Makna nama Set tidak diketahui, melalui pseudo-etimologi diduga bahwa bangsa Mesir kuno mengaitkan tiga makna kepada nama ini: penyebab kebingungan, pelaku desersi, dan pemabuk. Direkonstruksi mungkin aslinya dieja *Sūtaḫ berdasarkan penyebutan namanya di hiroglif Mesir (swtḫ), dan kemudian disebutkan dalam naskah berbahasa koptik sebagai Sēt.[1]

Hewan Set

Dalam Kesenian Mesir kuno, Set digambarkan sebagai hewan yang langsing dan anggun, dijuluki oleh Egyptolog sebagai Hewan Set atau Binatang Topan. Binatang Topan ini memiliki moncong yang melengkung, telinga persegi, ekor seperti garpu, dan tubuh seperti anjing; kadang digambarkan sebagai manusia berkepala hewan Set ini. Hewan ini tidak mirip hewan yang ada; tetapi diduga merupakan hewan mitos paduan aardvark, keledai, jakal, atau serigala. Beberapa ahli Mesir awal menduga bahwa hewan ini merupakan perwujudan jerapah, karena 'tanduk' tumpulnya mirip tanduk osikon jerapah. Akan tetapi orang Mesir juga membedakan antara gambar jerapah dengan hewan set. Pada periode berikutnya set digambarkan sebagai keledai atau manusia berkepala keledai.[2]

Penggambaran paling awal hewan set muncul di gambar pada dinding makam Naqada I dari kurun Pradinasti (3790 SM–3500 SM), meskipun identifikasinya tidak jelas. Gambar hewan set juga muncul di ujung kepala tongkat upacara raja Kalajengking, penguasa Protodinasti. Kepala dan ekornya yang bercabang tampak jelas.[3]

Perseteruan antara Horus dan Set

Dalam mitologi di Heliopolis, Set dilahirkan dari perkawinan antara dewi langit Nut dan dewa bumi Geb. Saudari kembar sekaligus istri Set adalah Nephthys. Nut dan Geb juga melahirkan anak kembar laki-laki dan permpuan lainnya yang menjadi pasangan suci: Osiris dan Isis, yang memiliki putra Horus.

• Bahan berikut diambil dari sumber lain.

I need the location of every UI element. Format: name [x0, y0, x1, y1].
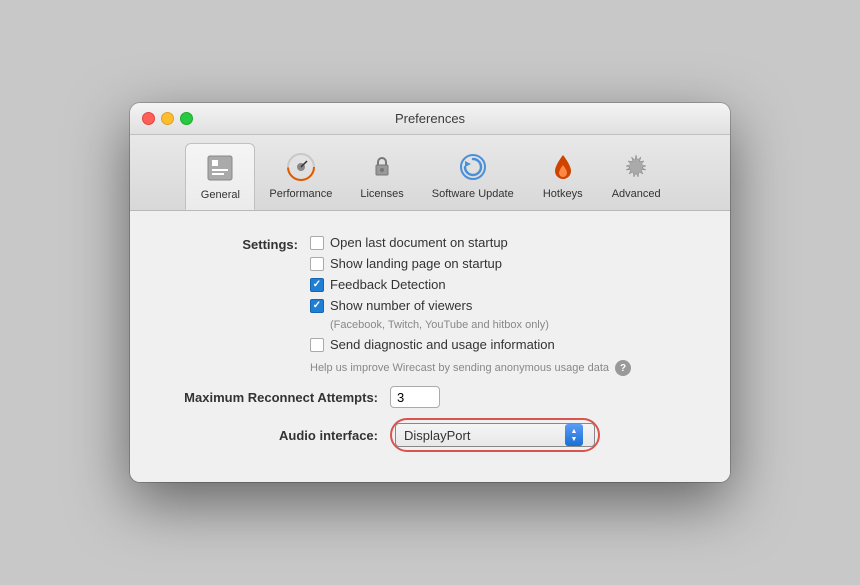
tab-software-update[interactable]: Software Update	[418, 143, 528, 210]
tab-general[interactable]: General	[185, 143, 255, 210]
tab-software-update-label: Software Update	[432, 188, 514, 200]
tab-performance[interactable]: Performance	[255, 143, 346, 210]
hint-text: (Facebook, Twitch, YouTube and hitbox on…	[330, 319, 631, 331]
audio-select-wrapper: DisplayPort Built-in Output HDMI System …	[390, 418, 600, 452]
checkbox-row-show-landing: Show landing page on startup	[310, 256, 631, 271]
checkbox-diagnostic[interactable]	[310, 338, 324, 352]
checkbox-row-show-viewers: Show number of viewers	[310, 298, 631, 313]
titlebar: Preferences	[130, 103, 730, 135]
select-container: DisplayPort Built-in Output HDMI System …	[395, 423, 595, 447]
tab-licenses[interactable]: Licenses	[346, 143, 417, 210]
preferences-window: Preferences General	[130, 103, 730, 482]
checkbox-show-landing-label: Show landing page on startup	[330, 256, 502, 271]
help-text: Help us improve Wirecast by sending anon…	[310, 362, 609, 374]
general-icon	[202, 150, 238, 186]
tab-hotkeys[interactable]: Hotkeys	[528, 143, 598, 210]
reconnect-row: Maximum Reconnect Attempts:	[160, 386, 700, 408]
checkbox-open-last-label: Open last document on startup	[330, 235, 508, 250]
reconnect-label: Maximum Reconnect Attempts:	[160, 390, 390, 405]
tab-performance-label: Performance	[269, 188, 332, 200]
tab-hotkeys-label: Hotkeys	[543, 188, 583, 200]
advanced-icon	[618, 149, 654, 185]
checkbox-feedback[interactable]	[310, 278, 324, 292]
checkbox-row-feedback: Feedback Detection	[310, 277, 631, 292]
tab-advanced[interactable]: Advanced	[598, 143, 675, 210]
reconnect-input[interactable]	[390, 386, 440, 408]
help-row: Help us improve Wirecast by sending anon…	[310, 360, 631, 376]
checkbox-row-open-last: Open last document on startup	[310, 235, 631, 250]
tab-advanced-label: Advanced	[612, 188, 661, 200]
software-update-icon	[455, 149, 491, 185]
hotkeys-icon	[545, 149, 581, 185]
checkbox-show-viewers-label: Show number of viewers	[330, 298, 472, 313]
close-button[interactable]	[142, 112, 155, 125]
content-area: Settings: Open last document on startup …	[130, 211, 730, 482]
tab-licenses-label: Licenses	[360, 188, 403, 200]
tab-general-label: General	[201, 189, 240, 201]
checkbox-row-diagnostic: Send diagnostic and usage information	[310, 337, 631, 352]
checkbox-open-last[interactable]	[310, 236, 324, 250]
settings-section: Settings: Open last document on startup …	[160, 235, 700, 376]
audio-label: Audio interface:	[160, 428, 390, 443]
audio-interface-select[interactable]: DisplayPort Built-in Output HDMI System …	[395, 423, 595, 447]
toolbar: General Performance	[130, 135, 730, 211]
traffic-lights	[142, 112, 193, 125]
checkbox-show-landing[interactable]	[310, 257, 324, 271]
settings-label: Settings:	[160, 235, 310, 376]
performance-icon	[283, 149, 319, 185]
help-badge[interactable]: ?	[615, 360, 631, 376]
checkbox-feedback-label: Feedback Detection	[330, 277, 446, 292]
minimize-button[interactable]	[161, 112, 174, 125]
window-title: Preferences	[395, 111, 465, 126]
checkbox-show-viewers[interactable]	[310, 299, 324, 313]
licenses-icon	[364, 149, 400, 185]
settings-controls: Open last document on startup Show landi…	[310, 235, 631, 376]
audio-row: Audio interface: DisplayPort Built-in Ou…	[160, 418, 700, 452]
checkbox-diagnostic-label: Send diagnostic and usage information	[330, 337, 555, 352]
maximize-button[interactable]	[180, 112, 193, 125]
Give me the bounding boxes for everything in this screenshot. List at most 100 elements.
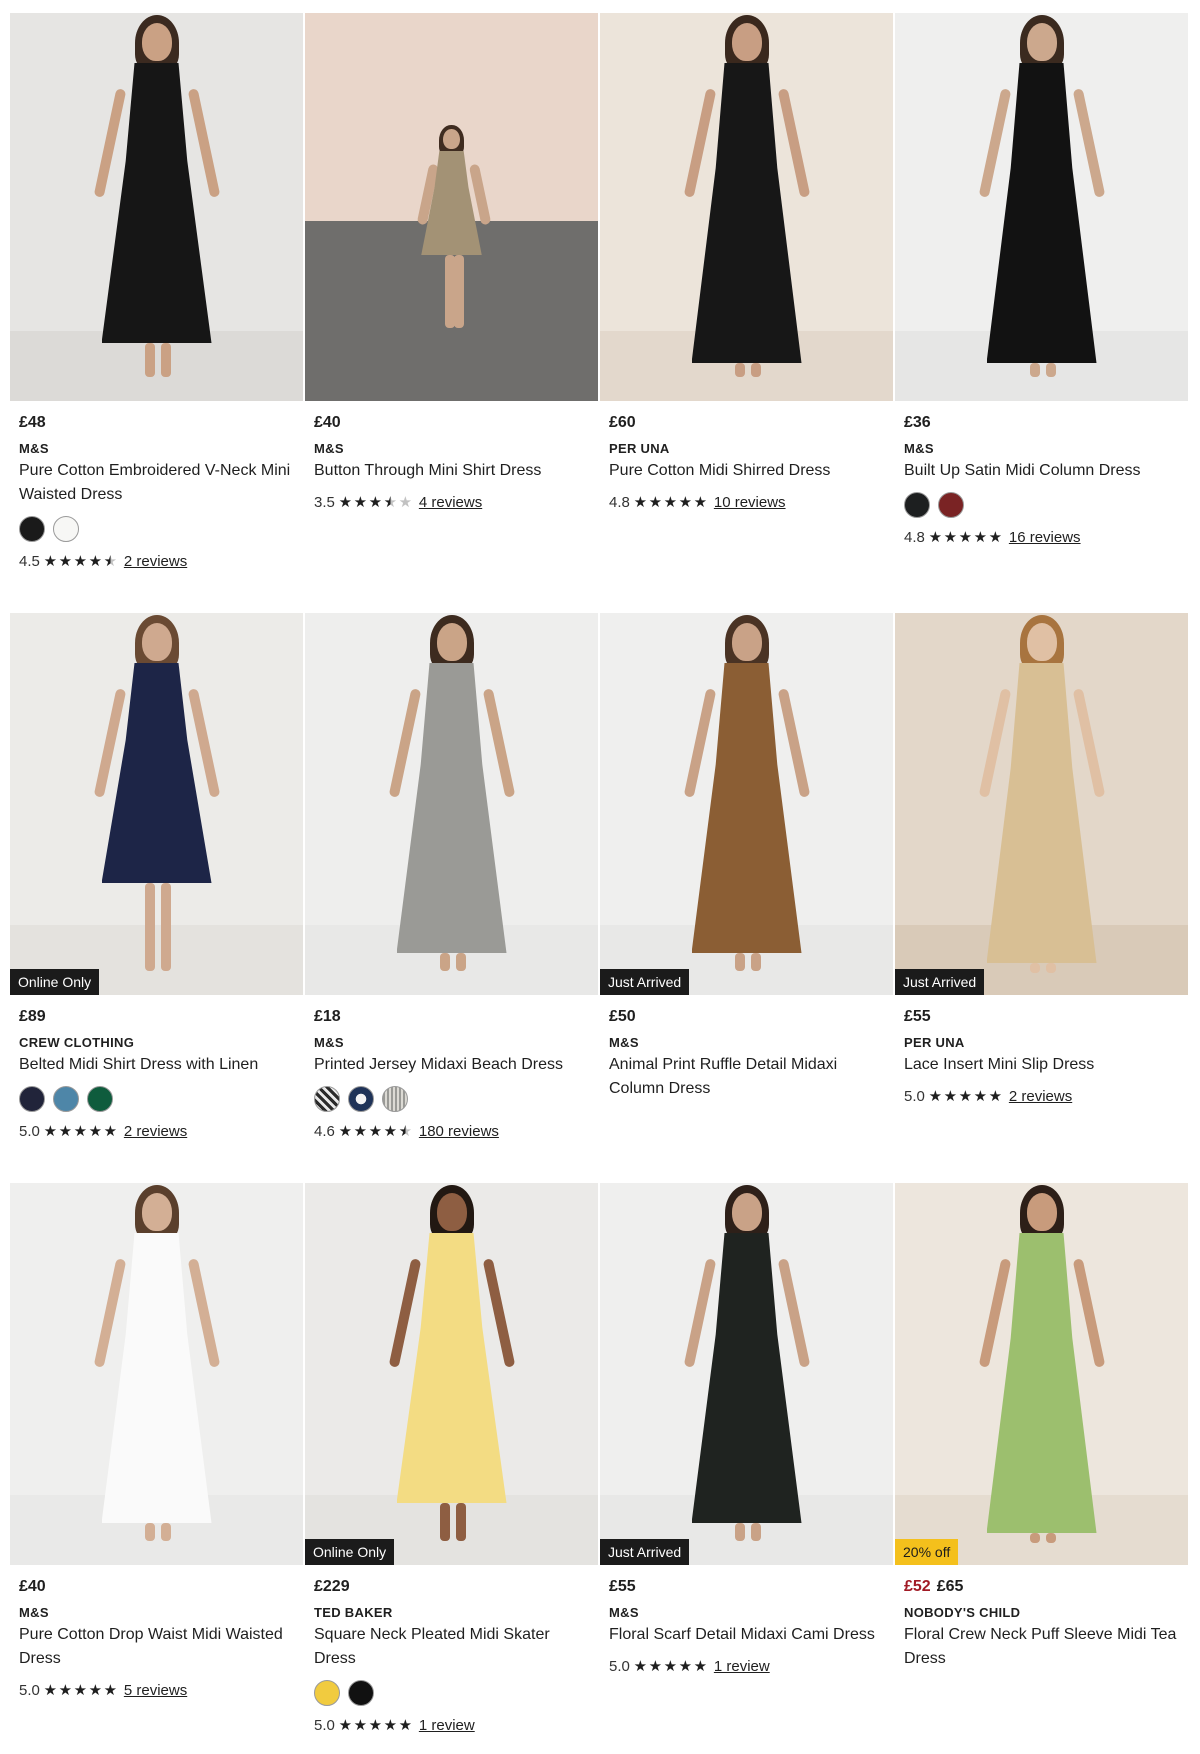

Mitos mengenai perseteruan antara Set dan Horus, Osiris, dan Isis muncul dalam banyak sumber di Mesir, termasuk naskah piramida, naskah peti mati, dan batu Shabaka di dinding kuil Horus di Edfu, dan berbagai sumber naskah papirus. Papirus Chester Beatty No. 1 mengandung legenda mengenai persaingan antara Horus dan Set. Penulis sastra klasik juga mencatat legenda ini, terutama De Iside et Osiride karya Plutarch.[4]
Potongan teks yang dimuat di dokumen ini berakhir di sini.